Tens of Thousands Gather in Resistance on Inauguration Eve

Defiant signs of No! mixed with American flags. | JACKSON CHEN
Defiant signs of No! mixed with American flags. | JACKSON CHEN

BY JACKSON CHEN | A star-studded rally outside Trump International Hotel aimed to ignite a 100-day resistance movement against the 45th president of the United States, Donald Trump.

“We are here united in protecting our family, friends, neighbors, fellow New Yorkers, and people across this great nation during his time in office,” actor Rosie Perez, a Brooklyn native, said at the January 19 event. “Donald Trump is from this city, he is a New Yorker, and yet he has spread a message across the country that is the opposite of who we are as New Yorkers.”

Kicking off the evening, Perez introduced Hollywood icons like Robert De Niro, Mark Ruffalo, Alec Baldwin, and Julianne Moore, alongside Michael Moore, Natalie Merchant, and Cher, all united in standing against a Trump administration.

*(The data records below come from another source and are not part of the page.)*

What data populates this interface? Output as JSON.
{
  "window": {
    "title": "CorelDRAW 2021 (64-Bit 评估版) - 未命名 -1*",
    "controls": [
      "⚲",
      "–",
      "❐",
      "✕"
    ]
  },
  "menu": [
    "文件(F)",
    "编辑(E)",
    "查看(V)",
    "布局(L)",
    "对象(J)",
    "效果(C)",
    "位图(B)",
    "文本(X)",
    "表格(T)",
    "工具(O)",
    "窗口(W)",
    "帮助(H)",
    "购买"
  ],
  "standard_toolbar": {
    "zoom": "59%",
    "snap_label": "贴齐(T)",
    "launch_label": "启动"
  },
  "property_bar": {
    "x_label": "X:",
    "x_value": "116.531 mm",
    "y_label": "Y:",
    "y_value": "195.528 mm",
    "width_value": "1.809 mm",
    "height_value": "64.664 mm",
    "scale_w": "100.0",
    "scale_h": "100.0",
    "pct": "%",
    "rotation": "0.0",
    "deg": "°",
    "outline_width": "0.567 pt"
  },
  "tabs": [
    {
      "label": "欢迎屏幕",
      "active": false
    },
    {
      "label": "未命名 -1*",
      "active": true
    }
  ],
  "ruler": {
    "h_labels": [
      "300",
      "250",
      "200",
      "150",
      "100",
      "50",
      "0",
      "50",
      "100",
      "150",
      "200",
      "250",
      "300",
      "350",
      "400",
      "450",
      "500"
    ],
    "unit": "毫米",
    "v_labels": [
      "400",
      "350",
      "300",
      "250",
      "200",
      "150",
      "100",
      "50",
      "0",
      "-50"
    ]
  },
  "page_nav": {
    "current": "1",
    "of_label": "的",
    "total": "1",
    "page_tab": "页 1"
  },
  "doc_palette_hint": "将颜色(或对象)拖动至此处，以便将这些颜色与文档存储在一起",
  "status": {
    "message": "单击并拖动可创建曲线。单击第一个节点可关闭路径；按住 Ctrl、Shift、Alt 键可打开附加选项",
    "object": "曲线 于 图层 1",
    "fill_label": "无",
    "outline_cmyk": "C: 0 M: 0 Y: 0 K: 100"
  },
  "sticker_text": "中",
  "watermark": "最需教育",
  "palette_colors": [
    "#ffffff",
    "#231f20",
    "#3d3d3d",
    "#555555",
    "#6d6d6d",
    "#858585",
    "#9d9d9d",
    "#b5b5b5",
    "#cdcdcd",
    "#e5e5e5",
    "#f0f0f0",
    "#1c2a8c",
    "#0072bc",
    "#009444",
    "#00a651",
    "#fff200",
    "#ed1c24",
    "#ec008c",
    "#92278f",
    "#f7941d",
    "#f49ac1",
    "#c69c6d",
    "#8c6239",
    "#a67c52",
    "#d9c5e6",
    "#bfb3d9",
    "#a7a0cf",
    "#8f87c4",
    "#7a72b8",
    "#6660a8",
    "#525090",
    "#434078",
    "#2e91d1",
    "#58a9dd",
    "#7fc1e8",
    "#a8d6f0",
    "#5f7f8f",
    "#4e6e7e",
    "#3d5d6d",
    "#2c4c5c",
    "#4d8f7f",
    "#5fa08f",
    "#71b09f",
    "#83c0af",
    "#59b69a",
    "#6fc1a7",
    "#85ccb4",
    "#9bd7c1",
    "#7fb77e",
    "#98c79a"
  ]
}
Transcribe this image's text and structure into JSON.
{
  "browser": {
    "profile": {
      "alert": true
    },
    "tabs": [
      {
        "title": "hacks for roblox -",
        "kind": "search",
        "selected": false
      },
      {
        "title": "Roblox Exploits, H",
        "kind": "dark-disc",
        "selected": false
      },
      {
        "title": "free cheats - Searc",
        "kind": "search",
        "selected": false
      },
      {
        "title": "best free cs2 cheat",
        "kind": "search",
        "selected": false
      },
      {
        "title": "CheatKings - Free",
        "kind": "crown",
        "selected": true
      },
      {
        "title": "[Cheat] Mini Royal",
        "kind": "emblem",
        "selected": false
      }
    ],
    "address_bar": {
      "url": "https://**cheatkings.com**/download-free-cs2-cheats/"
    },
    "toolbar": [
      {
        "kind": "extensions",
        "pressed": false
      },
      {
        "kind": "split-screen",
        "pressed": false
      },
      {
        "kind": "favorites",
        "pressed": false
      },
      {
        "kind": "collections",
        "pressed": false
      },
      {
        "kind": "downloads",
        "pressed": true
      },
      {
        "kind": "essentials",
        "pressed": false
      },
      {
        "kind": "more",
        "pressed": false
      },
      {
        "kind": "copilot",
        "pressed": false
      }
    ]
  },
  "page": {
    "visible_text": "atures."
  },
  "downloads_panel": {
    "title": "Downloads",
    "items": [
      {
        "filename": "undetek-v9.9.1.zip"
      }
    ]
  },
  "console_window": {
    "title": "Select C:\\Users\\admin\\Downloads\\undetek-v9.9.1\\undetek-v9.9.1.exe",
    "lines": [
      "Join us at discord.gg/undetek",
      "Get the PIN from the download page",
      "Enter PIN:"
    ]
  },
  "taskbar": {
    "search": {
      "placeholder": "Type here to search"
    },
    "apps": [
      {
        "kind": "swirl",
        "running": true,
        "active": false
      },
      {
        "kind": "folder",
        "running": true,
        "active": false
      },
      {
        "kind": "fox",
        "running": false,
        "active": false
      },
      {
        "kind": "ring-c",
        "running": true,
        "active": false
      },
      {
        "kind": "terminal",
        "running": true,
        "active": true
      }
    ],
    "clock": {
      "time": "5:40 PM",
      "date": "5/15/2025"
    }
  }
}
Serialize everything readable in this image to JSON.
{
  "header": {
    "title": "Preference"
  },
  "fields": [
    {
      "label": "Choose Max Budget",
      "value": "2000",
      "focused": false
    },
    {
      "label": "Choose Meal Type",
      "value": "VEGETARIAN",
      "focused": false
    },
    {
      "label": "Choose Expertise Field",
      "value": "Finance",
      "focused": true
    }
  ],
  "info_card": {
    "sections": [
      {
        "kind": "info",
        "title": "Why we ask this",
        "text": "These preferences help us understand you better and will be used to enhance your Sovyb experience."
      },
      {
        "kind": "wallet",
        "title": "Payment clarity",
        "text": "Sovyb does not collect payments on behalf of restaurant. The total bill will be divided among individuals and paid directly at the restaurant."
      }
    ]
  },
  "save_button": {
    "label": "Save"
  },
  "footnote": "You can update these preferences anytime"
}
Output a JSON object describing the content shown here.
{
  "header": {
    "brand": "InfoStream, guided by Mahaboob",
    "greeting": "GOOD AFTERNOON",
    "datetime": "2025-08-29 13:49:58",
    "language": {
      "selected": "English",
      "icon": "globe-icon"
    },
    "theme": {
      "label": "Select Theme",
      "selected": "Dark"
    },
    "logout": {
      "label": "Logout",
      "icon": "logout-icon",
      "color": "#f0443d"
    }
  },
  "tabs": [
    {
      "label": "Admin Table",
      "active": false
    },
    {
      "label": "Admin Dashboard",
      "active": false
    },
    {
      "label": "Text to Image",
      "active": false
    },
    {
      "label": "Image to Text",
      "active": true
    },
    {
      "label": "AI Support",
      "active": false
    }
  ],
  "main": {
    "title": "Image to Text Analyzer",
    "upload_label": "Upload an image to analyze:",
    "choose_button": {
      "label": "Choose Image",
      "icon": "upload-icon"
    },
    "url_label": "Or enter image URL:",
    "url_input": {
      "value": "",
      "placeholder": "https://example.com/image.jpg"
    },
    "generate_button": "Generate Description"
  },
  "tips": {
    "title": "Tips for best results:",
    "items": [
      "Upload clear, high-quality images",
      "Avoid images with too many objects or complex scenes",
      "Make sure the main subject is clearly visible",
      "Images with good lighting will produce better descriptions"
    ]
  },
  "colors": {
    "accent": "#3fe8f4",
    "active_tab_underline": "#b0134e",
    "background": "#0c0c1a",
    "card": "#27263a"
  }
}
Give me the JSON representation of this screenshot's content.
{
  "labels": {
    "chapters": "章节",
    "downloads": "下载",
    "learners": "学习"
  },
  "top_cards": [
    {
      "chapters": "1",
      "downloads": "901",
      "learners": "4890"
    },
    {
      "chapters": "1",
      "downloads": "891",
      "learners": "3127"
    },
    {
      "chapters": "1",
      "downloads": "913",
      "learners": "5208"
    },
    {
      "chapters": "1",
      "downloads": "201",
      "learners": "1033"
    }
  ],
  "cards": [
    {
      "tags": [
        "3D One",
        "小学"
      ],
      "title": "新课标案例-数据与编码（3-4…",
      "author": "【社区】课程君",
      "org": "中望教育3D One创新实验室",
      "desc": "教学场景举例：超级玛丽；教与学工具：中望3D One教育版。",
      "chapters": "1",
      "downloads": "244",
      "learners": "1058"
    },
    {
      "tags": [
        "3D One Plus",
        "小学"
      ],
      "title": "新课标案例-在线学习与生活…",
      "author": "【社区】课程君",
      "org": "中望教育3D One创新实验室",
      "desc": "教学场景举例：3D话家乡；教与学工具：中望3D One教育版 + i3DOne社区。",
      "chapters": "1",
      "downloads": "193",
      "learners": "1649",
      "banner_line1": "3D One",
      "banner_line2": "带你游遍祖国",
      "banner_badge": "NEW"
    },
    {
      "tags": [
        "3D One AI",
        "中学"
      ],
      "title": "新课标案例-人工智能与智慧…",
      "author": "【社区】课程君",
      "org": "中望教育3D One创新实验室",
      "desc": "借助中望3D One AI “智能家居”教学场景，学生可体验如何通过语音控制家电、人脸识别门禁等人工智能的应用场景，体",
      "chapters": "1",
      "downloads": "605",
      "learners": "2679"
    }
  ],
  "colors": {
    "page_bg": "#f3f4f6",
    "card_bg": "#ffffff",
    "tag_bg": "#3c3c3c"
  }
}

“We’re all rooting for the new administration to abandon the divisive, racist, misogynist, ignorant plans it’s trumpeting and lead us with intelligence and compassion,” De Niro said.

Mayor Bill de Blasio joined the thousands of attendees in cheering the final night of Barack Obama’s administration. As soon as the mayor mentioned the peaceful transition of power taking place the following day in Washington, the crowd was united in booing, but de Blasio emphasized that Trump’s first day in the presidency also would be the first day of action for the many who oppose his plans for the next four years.

The LGBTQ Rainbow Flag was also raised at the rally. | JACKSON CHEN
The LGBTQ Rainbow Flag was also raised at the rally. | JACKSON CHEN

“Some people think we’re going to be dejected, some people think we’re going to be in a state of mourning, that we’re just going to shirk away from playing any role in our nation,” the mayor said. “No, tomorrow we begin to organize, tomorrow we gather together, look at the thousands here tonight and this is only the beginning.”

The thousands came from all over New York, with many from Westchester County joining the large number of West Village residents in united resistance to the Trump presidency.

“This isn’t about politics, this is about Donald Trump. Those of us in Manhattan have been used to this for the last 30 years,” Nick Beef, a West Villager said. “It’s a man who talks and has no action… it’s all about him, not our country.”

Coming down from Westchester County, Theo Allen was proud to carry signs protesting the president-to-be.

“This president has decried women, people with disabilities, LGBTQ community members, and has divided us, not united us,” Allen said at the rally. “As a citizen of these United States, I cannot allow us to be a divided nation.”

Filmmaker Michael Moore, one of the rally's organizers, speaks to the crowd. | JACKSON CHEN
Filmmaker Michael Moore, one of the rally’s organizers, speaks to the crowd. | JACKSON CHEN

One of the main organizers of the rally, the film director and activist Michael Moore, had a stark but also empowering message for the crowd that filled Central Park West.

“First the bad news, as sad as we think it’s going to be, it’s going to be worse,” Moore said. “But here is the good news, the good news is there’s more of us than there are of them!”

Moore noted that the Democratic presidential candidate, Hillary Clinton, won close to three million more votes than Trump and there were more nearly eight million others who voted for neither the Republican nor Democratic candidate.

The rally aimed to spur 100 days of resistance aimed at the new Trump administration. | JACKSON CHEN
The rally aimed to spur 100 days of resistance to the new Trump administration. | JACKSON CHEN

“This is the beginning of our 100 days of resistance, and that’s just the first 100 days,” Moore said. “Every day you have to contact your member of Congress or one of your two senators. It takes three minutes, wake up, brush teeth, make coffee, contact Congress, that’s the new morning routine.”

And many have already begun taking action by organizing the Women’s March on Washington for January 21, starting at 10 a.m., the day following the swearing in of the nation’s new president. In New York City, a similar march (Women’s March on New York City at Facebook) is planned for 10:45 a.m.-5 p.m. at One Dag Hammarskjold Plaza at 48th Street at Second Street.

As the rally concluded with Natalie Merchant leading a celebrity-jammed cover of “This Land Is Your Land,” the crowd began moving toward Trump Tower on Fifth Avenue, where they were met with a large force of New York Police Department officers and barricades. But, the words of Moore, Ruffalo, and Baldwin fueled the crowd to continue their protest, no matter the restrictions.

Defiance was in the air on January 19. | JACKSON CHEN
Defiance was in the air on January 19. | JACKSON CHEN

“Donald Trump and Steve Bannon and Mike Pence and all these people that are part of the Trump administration, they think you’re going to lay down,” Baldwin said to the crowd. “Are you going to lay down?”

The crowd shouted back, “No!”

“Are you going to fight?”


“Are we going to have 100 days of resistance?”